Mark Kenny Chief political correspondent
April 26, 2013
Putting tax offsets on the table: Tony Abbott. Photo: James Brickwood
Major companies face higher costs under a future Coalition government after Tony Abbott signalled introducing his $3.3 billion paid parental leave scheme without fully offsetting company tax cuts.
In the first sign that business might get the downside cost but be forced to wait longer for tax relief as the opposition considers the fiscal situation, Mr Abbott has hinted at uncoupling the two promises.
That could see the top 3200 companies hit with a 1.5 per cent parental levy from say, July 1, 2015, but denied an offsetting business tax cut until a later time.
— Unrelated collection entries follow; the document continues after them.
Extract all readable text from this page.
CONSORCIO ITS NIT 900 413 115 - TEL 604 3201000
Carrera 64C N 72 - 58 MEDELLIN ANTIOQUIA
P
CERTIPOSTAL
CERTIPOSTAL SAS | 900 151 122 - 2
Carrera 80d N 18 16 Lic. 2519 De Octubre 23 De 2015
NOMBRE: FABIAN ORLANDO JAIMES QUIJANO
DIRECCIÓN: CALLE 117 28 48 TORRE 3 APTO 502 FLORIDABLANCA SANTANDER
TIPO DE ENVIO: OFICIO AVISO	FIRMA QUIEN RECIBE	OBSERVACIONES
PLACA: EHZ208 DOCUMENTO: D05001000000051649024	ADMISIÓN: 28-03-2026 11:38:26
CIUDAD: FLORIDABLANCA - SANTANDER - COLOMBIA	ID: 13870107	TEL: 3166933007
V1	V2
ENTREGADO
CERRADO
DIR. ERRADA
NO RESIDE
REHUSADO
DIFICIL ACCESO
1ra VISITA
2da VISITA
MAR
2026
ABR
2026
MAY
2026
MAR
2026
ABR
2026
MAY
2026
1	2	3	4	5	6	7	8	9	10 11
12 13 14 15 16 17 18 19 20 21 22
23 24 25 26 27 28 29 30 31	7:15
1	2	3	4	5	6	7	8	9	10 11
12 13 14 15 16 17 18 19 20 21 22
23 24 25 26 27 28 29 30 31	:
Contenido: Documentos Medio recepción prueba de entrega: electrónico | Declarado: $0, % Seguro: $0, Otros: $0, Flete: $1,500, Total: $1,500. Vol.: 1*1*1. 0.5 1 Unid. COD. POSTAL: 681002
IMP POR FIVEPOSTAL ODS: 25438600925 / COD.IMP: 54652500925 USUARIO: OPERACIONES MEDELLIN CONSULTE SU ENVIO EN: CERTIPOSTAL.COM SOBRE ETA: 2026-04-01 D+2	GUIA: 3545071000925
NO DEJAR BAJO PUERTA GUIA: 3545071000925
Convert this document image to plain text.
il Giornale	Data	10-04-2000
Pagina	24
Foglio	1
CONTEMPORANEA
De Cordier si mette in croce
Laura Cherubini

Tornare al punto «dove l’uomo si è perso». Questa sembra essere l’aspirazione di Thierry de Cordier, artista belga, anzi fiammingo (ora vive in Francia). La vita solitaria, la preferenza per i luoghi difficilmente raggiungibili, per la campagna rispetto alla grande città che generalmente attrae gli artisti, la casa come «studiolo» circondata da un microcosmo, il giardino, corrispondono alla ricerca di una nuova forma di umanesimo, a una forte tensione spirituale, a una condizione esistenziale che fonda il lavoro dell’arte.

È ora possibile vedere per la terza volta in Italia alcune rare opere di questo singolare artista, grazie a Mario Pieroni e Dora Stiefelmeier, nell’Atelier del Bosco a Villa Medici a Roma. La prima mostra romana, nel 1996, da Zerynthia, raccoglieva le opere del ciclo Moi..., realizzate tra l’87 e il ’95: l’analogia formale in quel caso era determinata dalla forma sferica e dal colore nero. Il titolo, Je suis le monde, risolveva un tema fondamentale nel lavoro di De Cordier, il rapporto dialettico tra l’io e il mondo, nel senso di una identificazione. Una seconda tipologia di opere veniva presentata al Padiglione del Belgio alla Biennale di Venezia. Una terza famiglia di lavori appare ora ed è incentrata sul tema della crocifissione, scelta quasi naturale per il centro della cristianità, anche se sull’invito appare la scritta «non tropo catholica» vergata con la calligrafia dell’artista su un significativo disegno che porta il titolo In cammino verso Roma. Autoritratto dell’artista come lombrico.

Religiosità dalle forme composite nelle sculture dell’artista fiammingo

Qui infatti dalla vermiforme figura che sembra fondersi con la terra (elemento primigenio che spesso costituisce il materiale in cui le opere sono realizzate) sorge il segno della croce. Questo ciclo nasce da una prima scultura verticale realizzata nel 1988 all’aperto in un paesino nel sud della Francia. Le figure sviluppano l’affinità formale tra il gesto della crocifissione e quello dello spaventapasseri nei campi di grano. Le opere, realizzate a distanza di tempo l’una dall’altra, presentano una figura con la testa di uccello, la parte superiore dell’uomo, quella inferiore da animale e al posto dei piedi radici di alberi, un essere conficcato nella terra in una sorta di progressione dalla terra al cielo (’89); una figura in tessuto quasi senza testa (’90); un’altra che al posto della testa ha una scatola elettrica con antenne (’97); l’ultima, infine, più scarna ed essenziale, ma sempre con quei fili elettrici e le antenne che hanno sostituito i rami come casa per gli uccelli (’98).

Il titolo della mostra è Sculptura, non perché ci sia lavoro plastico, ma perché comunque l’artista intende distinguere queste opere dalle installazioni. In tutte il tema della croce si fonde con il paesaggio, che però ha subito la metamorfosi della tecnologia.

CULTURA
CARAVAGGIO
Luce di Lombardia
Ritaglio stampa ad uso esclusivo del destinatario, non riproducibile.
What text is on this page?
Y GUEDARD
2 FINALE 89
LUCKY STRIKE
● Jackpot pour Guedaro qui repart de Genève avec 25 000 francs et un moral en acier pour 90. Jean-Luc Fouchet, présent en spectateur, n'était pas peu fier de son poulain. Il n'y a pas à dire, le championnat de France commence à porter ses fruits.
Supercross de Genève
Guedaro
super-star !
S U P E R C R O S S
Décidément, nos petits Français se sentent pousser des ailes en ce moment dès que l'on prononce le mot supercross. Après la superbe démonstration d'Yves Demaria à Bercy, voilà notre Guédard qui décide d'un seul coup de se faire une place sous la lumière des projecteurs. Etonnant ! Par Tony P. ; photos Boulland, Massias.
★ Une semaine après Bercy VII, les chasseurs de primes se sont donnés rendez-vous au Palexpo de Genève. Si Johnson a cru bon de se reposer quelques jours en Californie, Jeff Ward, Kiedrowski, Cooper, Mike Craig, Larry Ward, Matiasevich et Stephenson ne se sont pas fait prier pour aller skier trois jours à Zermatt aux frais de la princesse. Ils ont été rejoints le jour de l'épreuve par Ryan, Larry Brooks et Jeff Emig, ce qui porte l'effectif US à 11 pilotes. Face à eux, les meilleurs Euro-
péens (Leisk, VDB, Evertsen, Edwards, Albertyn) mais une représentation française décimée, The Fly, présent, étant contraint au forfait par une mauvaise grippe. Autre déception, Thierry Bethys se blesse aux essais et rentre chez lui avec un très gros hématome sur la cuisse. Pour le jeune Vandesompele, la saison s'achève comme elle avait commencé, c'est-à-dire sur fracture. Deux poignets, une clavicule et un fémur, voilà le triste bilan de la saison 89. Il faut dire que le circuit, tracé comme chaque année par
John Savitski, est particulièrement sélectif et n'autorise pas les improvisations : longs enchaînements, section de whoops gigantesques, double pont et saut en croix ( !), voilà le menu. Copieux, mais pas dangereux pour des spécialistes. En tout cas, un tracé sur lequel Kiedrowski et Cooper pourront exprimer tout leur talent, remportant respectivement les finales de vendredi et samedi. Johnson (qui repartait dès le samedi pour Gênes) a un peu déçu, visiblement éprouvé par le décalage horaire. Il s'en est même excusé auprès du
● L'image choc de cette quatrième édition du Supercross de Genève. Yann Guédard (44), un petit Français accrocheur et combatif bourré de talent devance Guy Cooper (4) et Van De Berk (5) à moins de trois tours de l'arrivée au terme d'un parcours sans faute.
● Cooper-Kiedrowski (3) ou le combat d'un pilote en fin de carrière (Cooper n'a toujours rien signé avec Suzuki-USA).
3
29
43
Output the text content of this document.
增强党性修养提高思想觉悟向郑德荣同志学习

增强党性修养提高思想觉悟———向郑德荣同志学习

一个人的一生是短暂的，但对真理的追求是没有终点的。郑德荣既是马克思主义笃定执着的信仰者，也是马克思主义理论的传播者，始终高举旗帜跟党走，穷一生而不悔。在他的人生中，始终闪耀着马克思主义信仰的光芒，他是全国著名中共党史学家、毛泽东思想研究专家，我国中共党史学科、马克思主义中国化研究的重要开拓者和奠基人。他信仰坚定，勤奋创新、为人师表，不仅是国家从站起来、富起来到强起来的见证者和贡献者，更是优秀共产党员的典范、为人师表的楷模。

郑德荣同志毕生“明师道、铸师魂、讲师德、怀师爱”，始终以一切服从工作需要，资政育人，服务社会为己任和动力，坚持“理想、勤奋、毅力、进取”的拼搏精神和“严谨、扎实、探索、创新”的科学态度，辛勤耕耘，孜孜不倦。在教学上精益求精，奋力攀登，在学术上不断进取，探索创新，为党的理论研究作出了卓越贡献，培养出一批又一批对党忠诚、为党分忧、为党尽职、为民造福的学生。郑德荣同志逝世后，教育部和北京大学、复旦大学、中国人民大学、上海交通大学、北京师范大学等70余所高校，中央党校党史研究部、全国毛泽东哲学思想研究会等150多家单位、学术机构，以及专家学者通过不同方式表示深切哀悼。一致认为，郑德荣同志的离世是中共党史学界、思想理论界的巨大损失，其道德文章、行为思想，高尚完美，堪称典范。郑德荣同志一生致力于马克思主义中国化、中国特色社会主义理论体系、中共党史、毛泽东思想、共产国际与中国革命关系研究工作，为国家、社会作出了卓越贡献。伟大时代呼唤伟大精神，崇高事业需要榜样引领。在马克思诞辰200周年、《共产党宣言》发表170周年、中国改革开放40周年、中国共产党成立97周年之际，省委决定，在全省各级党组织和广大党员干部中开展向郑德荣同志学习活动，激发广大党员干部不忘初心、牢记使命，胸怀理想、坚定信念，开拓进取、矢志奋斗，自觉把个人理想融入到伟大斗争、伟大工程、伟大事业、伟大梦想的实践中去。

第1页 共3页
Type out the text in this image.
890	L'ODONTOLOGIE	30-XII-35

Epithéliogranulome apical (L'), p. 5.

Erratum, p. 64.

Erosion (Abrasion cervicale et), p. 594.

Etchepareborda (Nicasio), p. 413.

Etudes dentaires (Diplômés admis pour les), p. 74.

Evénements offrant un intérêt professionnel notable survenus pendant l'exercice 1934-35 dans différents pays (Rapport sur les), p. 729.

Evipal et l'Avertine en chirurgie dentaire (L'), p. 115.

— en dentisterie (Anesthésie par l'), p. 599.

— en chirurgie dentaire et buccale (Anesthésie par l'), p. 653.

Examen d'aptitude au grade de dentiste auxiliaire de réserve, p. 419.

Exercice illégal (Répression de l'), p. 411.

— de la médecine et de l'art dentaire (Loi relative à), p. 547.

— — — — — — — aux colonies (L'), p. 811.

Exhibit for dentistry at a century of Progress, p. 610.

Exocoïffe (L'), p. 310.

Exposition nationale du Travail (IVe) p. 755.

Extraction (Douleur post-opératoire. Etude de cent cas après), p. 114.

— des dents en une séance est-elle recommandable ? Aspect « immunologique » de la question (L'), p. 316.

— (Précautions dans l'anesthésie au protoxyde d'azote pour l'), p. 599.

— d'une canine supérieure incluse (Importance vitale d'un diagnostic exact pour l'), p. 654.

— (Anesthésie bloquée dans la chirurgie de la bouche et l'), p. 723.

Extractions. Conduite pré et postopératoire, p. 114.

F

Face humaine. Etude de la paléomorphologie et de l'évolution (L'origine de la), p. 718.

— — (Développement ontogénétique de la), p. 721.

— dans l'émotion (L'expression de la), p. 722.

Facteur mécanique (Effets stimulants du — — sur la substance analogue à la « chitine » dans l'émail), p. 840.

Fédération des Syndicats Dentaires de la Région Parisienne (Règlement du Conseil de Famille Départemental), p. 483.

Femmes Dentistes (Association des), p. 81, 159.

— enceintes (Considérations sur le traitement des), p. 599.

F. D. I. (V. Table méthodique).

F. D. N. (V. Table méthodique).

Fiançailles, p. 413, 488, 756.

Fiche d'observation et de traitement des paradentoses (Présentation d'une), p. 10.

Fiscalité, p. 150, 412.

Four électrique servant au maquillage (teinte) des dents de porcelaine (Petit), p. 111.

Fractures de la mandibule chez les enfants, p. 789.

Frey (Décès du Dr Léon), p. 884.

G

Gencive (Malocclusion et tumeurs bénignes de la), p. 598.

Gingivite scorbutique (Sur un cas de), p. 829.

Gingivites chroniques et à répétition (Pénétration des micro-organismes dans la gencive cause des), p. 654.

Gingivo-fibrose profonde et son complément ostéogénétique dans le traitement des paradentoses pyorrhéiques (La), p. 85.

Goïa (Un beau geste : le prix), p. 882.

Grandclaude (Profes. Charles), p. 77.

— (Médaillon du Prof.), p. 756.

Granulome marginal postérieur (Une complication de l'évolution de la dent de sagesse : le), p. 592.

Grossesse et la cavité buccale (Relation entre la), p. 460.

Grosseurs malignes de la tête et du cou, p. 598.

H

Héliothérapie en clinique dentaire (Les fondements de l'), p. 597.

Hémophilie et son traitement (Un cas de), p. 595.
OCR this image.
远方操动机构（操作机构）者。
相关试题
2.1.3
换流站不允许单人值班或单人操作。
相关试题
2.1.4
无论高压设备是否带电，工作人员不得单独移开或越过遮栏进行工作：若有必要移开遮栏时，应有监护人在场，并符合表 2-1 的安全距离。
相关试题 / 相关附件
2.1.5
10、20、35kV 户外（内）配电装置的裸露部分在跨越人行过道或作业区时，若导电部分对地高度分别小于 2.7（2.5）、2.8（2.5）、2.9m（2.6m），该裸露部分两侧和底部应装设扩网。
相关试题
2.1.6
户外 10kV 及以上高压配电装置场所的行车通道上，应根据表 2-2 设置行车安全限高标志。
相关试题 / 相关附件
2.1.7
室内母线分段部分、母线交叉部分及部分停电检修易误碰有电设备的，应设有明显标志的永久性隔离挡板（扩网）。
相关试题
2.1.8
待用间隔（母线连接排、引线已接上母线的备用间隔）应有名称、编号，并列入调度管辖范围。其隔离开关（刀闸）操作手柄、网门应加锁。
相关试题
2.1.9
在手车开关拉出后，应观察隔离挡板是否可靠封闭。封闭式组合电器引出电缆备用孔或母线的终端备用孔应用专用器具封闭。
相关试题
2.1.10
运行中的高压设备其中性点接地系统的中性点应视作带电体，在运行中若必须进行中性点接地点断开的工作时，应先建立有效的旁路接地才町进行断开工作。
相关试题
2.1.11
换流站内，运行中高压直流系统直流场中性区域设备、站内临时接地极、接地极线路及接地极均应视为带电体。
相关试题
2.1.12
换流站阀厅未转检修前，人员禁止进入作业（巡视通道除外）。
''Well, my hope - and we can't finalise the fiscal position, we can't finalise the timings of these initiatives until we've seen the pre-election fiscal outlook and I fear that that will be much worse than the government is currently letting on,'' he said in an interview on the ABC's 7.30 program. ''My hope is that we are able to introduce paid parental leave at the same time as we have an offsetting company tax cut.''
However, it is expected that even if a cut is proposed, it would be less than the 1.5 per cent reduction promised in 2010 when the parental scheme was first proposed.
His office on Thursday said that nothing had changed and that Mr Abbott remained firmly committed to the parental initiative, albeit with an as-yet unspecified start-up date.
In 2010, it was planned to commence, subject to legislative passage, by July 1 last year.
The latest comments raise the likelihood of the big end of town paying more tax under the Coalition if it finds as expected, that the federal budget is deeper into the red than is stated.
''I know that there are some people who are unhappy about that element of our policy,'' Mr Abbott said of his generous parental leave scheme, which would pay a mother's full salary over a six-month period post-birth, capped at an income of $150,000 a year.
He said it remained an aspiration to deliver modest relief to business but stopped short of guaranteeing it would start at the same time as the parental scheme kicked in.
''What we want to do is have a modest reduction in company tax that will mean that for big businesses, there is no net increase in tax, despite the paid parental leave levy,'' he said.
The equivocation will send shockwaves through the big end of town where the reluctant acceptance of the leave policy had been secured only through the promise of lower company taxes across the board, leaving top corporations at least no worse off.
Mr Abbott argued that assuming the two things were eventually introduced, small business would get ''a company tax cut and a paid parental leave without having to pay the levy''.
Key Nationals MPs and free-market-oriented Liberals have privately criticised the leave policy as a project of Mr Abbott in search of more support from women.
Business groups have slammed the proposal as an impost they cannot afford at a time of a soaring Australian dollar and a softening domestic economy.
The Business Council of Australia has gone on the record saying the policy ''defies commonsense''.
It has also dismissed Mr Abbott's claim that big businesses may find the levy cheaper, because they can scrap their in-house parental leave arrangements.